Affronter la "prison dorée" (pour ne pas déprimer)

L'ambiance de ce mois de mai est donc très particulière. Si le travail parlementaire est en pause, le travail de l'ombre, pour conserver son emploi, est intense. "C'est fou le nombre d'annonces immobilières que l'on reçoit en ce moment dans les mails du Parlement ! D'habitude, c'est une ou deux par semaine, là c'est une petite dizaine par jour. Tout le monde se prépare à quitter son appartement bruxellois", raconte Mathieu.

Si cette période de recherche de nouveaux employeurs est angoissante pour les assistants des eurodéputés, c'est, paradoxalement, aussi parce que leur situation est bonne. Mieux payés, mieux protégés que les collaborateurs des députés français de l'Assemblée nationale. "L'intérêt et les conditions font que c'est très difficile de partir. Plus on continue, plus on a du mal à partir, plus c'est stressant", estime Mathieu. Une situation qu'il appelle, dans le jargon, la "prison dorée". "Nos copines, nos copains nous ont souvent rejoints à Bruxelles, on s'est installés, donc c'est difficile de repartir quelques années après. Mais que faire si on a misé sur la mauvaise personne, et qu'elle n'est pas réélue ? On sait que travailler dans les autres institutions est beaucoup moins intéressant. Travailler dans les ONG ? C'est bien moins payé", assume Mathieu. Certains font alors le choix du privé.

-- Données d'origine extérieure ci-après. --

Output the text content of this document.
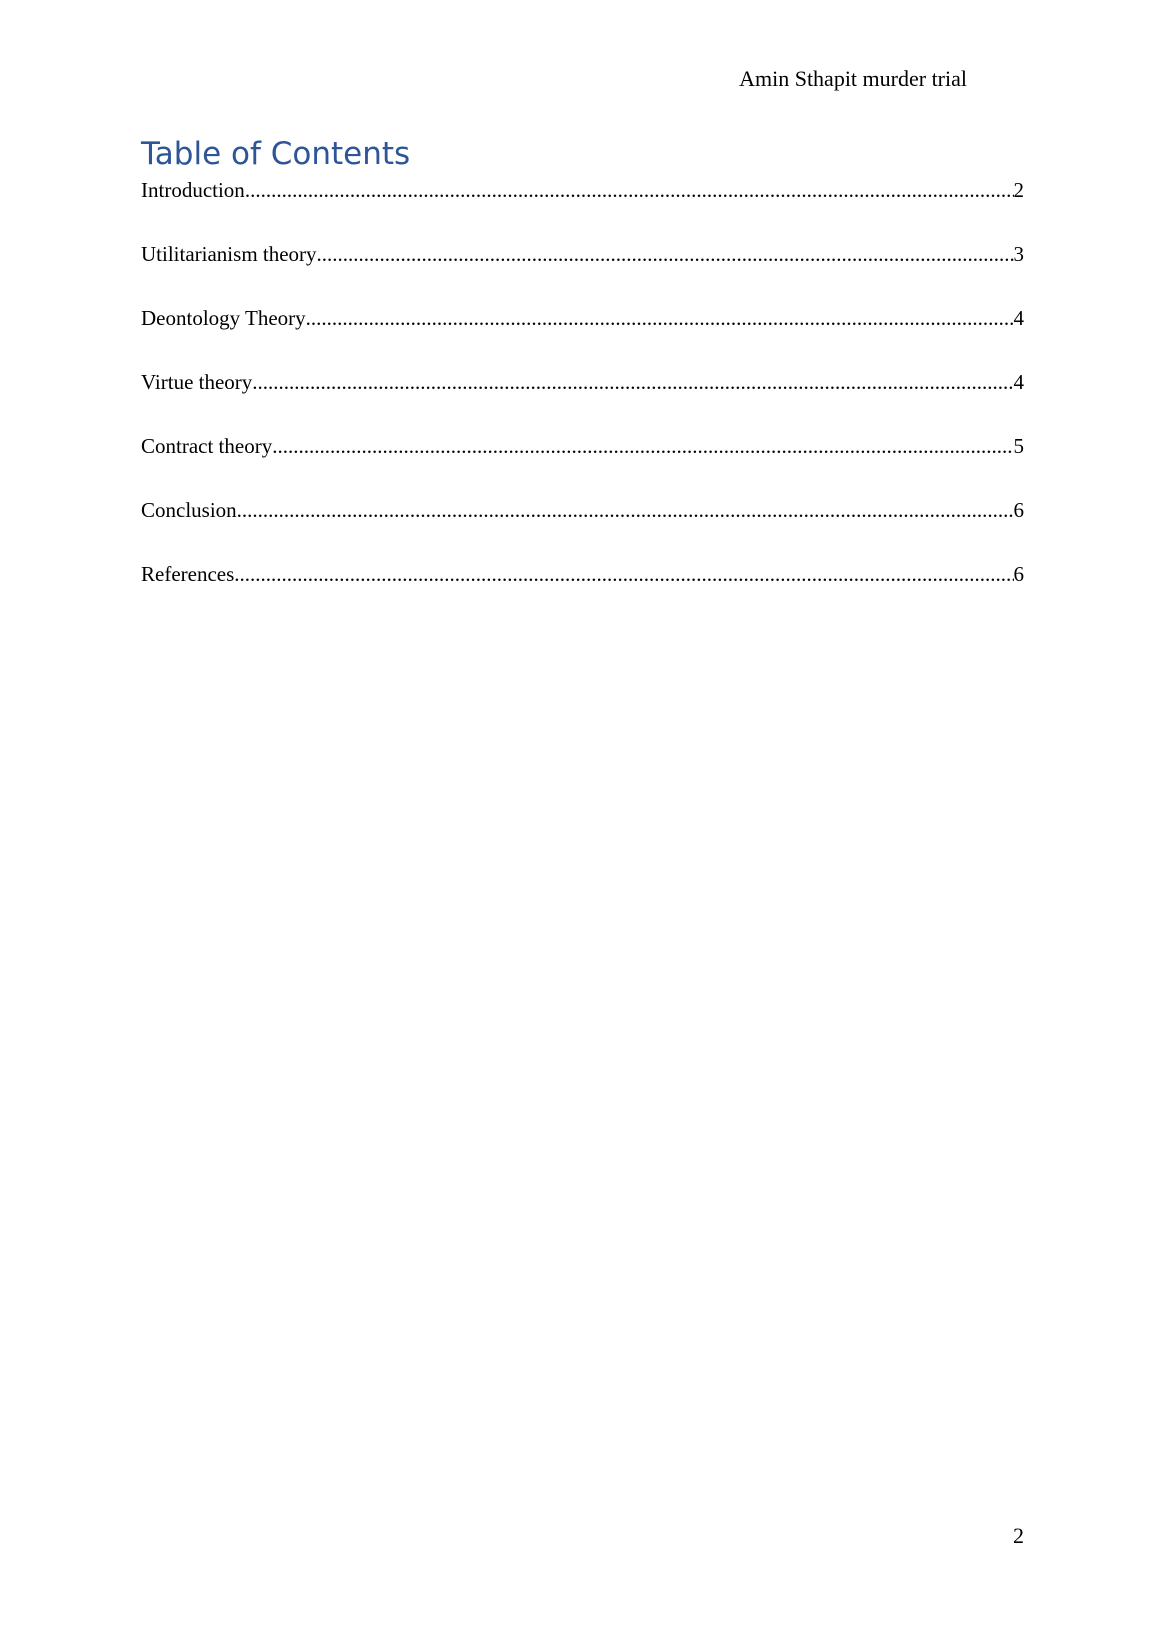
Amin Sthapit murder trial
Table of Contents
Introduction .....	2
Utilitarianism theory .....	3
Deontology Theory .....	4
Virtue theory .....	4
Contract theory .....	5
Conclusion .....	6
References .....	6
2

Pour moi, un bon assistant parlementaire doit être capable d'écrire un article pour Le Monde comme faire des photocopies.

Stéphanie

à franceinfo

Pour beaucoup, l'emploi d'assistant parlementaire n'est qu'un passage, un tremplin pour la suite. La plupart ont moins de 35 ans. "Cela permet de se faire un super carnet d'adresse, de travailler sur plein de sujets différents, on participe à l'écriture des amendements. Après, ça demande énormément de disponibilité et les relations avec les députés ne sont pas toujours faciles, certains sont plus tyranniques que d'autres, comme tous les chefs", estime Simon. "Il faut être malin et bien connaître la boutique", juge Stéphanie, du haut de ses 32 ans d'expérience. "Moi j'accepte toutes les missions, s'il faut s'occuper de prendre des billets d'avion je le fais."

"Le plus marrant, c'est voir la comédie des politiques", retient Simon. "On voit pas mal de choses drôles en coulisses, parce que les élus sont des êtres humains." Le jeune homme apprécie de côtoyer des personnalités vues à la télé. "Une fois j'ai accompagné ma députée dans un déplacement, on s'est retrouvé à l'hôtel au petit déjeuner avec Nadine Morano et Geoffroy Didier, c'est sympa."